Setahun kemudian, tanah tidak terjual oleh Agoes Mukti dan pada bulan Mei tahun 1972, Agoes Mukti membuat pembatalan surat kuasa jual di hadapan Lurah Pondok Kelapa, Duren Sawit, Jakarta Timur dan meminta uang sebanyak Rp 150 ribu sebagai uang jasa karena sudah setahun memasarkan tanah H, Danih walaupun tidak bisa terjual.

Nah, disinilah pelajaran berharga itu bisa dipetik, akibat ketidaktahuan tentang hukum. Berawal saat surat kuasa jual dihadapan notaris tidak ikut serta ditarik dari Agoes Mukti dan Agoes Mukti juga tidak menyerahkannya/mengembalikan, ungkapnya.

Setelah pembatalan surat kuasa oleh Agoe Mukti, pada tanggal 02 Juni 1972 klien kami (H.Danih) menjual sendiri tanahnya kepada H. Rohadi dengan Akta Jual Beli (AJB) dihadapan PPAT/Camat Jatinegara secara langsung dan tunai dengan saksi-saksi diantaranya Lurah Pondok Kelapa sendiri.

Secara administrasi bukti-bukti kepemilikan tanah, berupa girik dan bukti-bukti lainnya yang berhubungan dengan tanah tersebut diserahkan kepada H. Rohadi. Otomatis H. Rohadi menguasai fisik tanah setelah terjadi transaksi jual beli, ucapnya.

Enam belas (16) tahun kemudian, tepatnya tahun 1986 baru timbul masalah karena Sri Herawati Arifin melakukan Gugatan kepada klien kami sebagai tergugat I dan Agoes Mukti sebagai tergungat II serta H. Rohadi sebagai tergugat III.

Dengan adanya gugatan itu, klien kami pun mencari tahu mengapa bisa timbul gugatan. Ternyata diluar sepengetahuan H. Danih, Agoes Mukti menjual tanah klien kami pada tangga 06 Agustus 1972 kepada Sri Herawati Arifin dengan Perjanjian Pengikatan Jual Beli (PPJB) dihadapan notaris (dua bulan setelah klien kami menjual tanahnya kepada H. Rohadi ternyata Agoes Mukti menjual tanah klien kami kepada Sri Herawati).

Agoes Mukti menjual tanah klien kami kepada Sri Herawati Arifin tidak dilengkapi dokumen apa pun atas kepemilikan tanah.

Di Pengadilan Negeri Jakarta Timur, klien kami telah menjelaskan bahwa dirinya tidak pernah menjual tanah kepada penggugat, bahkan klien kami tidak pernah mengenal penggugat. “Masa penggugat mau membeli tanah tanpa kenal pemilik tanah padahal klien kami tinggal di tanah yang di jual,” terangnya.

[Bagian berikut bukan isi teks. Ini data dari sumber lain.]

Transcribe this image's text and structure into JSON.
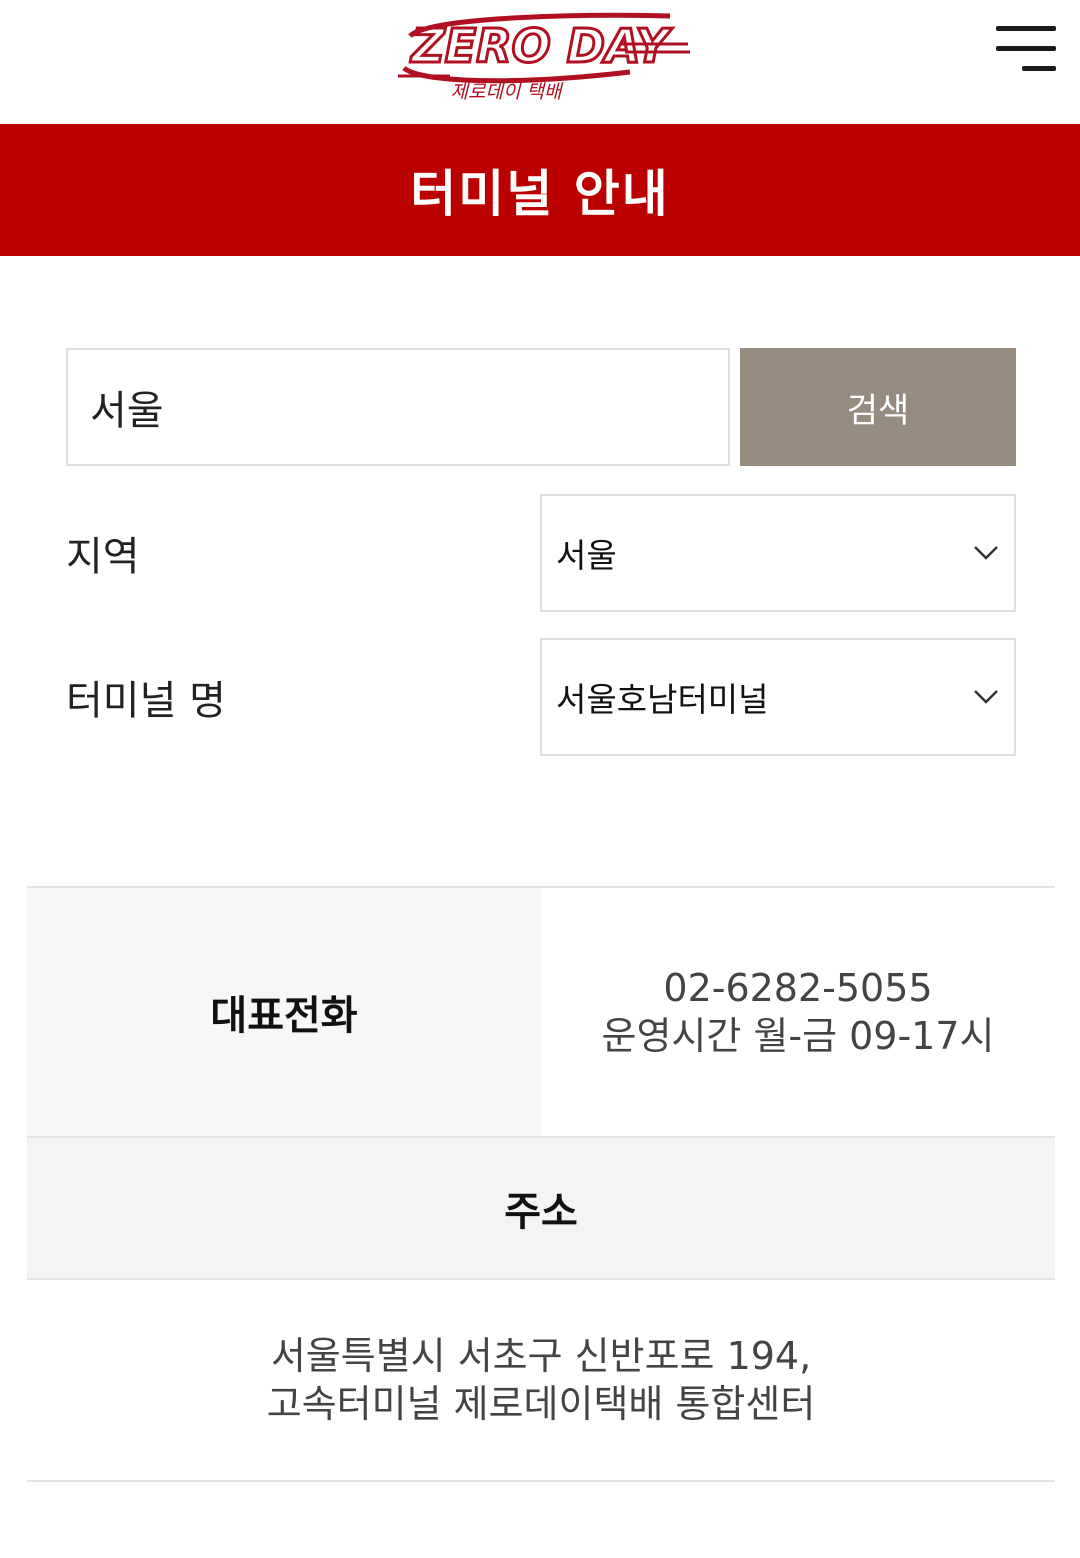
{
  "header": {
    "logo_text": "ZERO DAY",
    "logo_subtext": "제로데이 택배",
    "brand_color": "#bb0000",
    "menu_icon": "hamburger-menu-icon"
  },
  "page": {
    "title": "터미널 안내"
  },
  "search": {
    "value": "서울",
    "button_label": "검색"
  },
  "filters": {
    "region": {
      "label": "지역",
      "selected": "서울",
      "icon": "chevron-down-icon"
    },
    "terminal": {
      "label": "터미널 명",
      "selected": "서울호남터미널",
      "icon": "chevron-down-icon"
    }
  },
  "info": {
    "phone_label": "대표전화",
    "phone_number": "02-6282-5055",
    "phone_hours": "운영시간 월-금 09-17시",
    "address_label": "주소",
    "address_line1": "서울특별시 서초구 신반포로 194,",
    "address_line2": "고속터미널 제로데이택배 통합센터"
  }
}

Klien kami pun mempertanyakan kalau memang penggugat memiliki bukti-bukti atas tanah itu. Ternyata penggugat hanya memiliki PPJB saja. Meskipun penggugat tidak memiliki bukti-bukti sahih selain PPJB tetapi PN Jakarta Timur tetap saja memenangkan Penggugat/Sri Herawati Arifin dengan amar putusan agar penggugat dan tergugat I dan tergugat II bersama-sama melakukan Akta Jual Beli (AJB) dihadapan Pejabat Pembuat Akta Tanah (PPAT), sebutnya.

Tentu amar putusan itu, tidak mungkin dilakukan klien kami, karena amar putusan sama saja perintah merampok hak klien kami dan sekaligus merampok hak H. Rohadi, serta penistaan terhadap pejabat negara/pemerintah yakni Camat Jatinegara sebagai PPAT.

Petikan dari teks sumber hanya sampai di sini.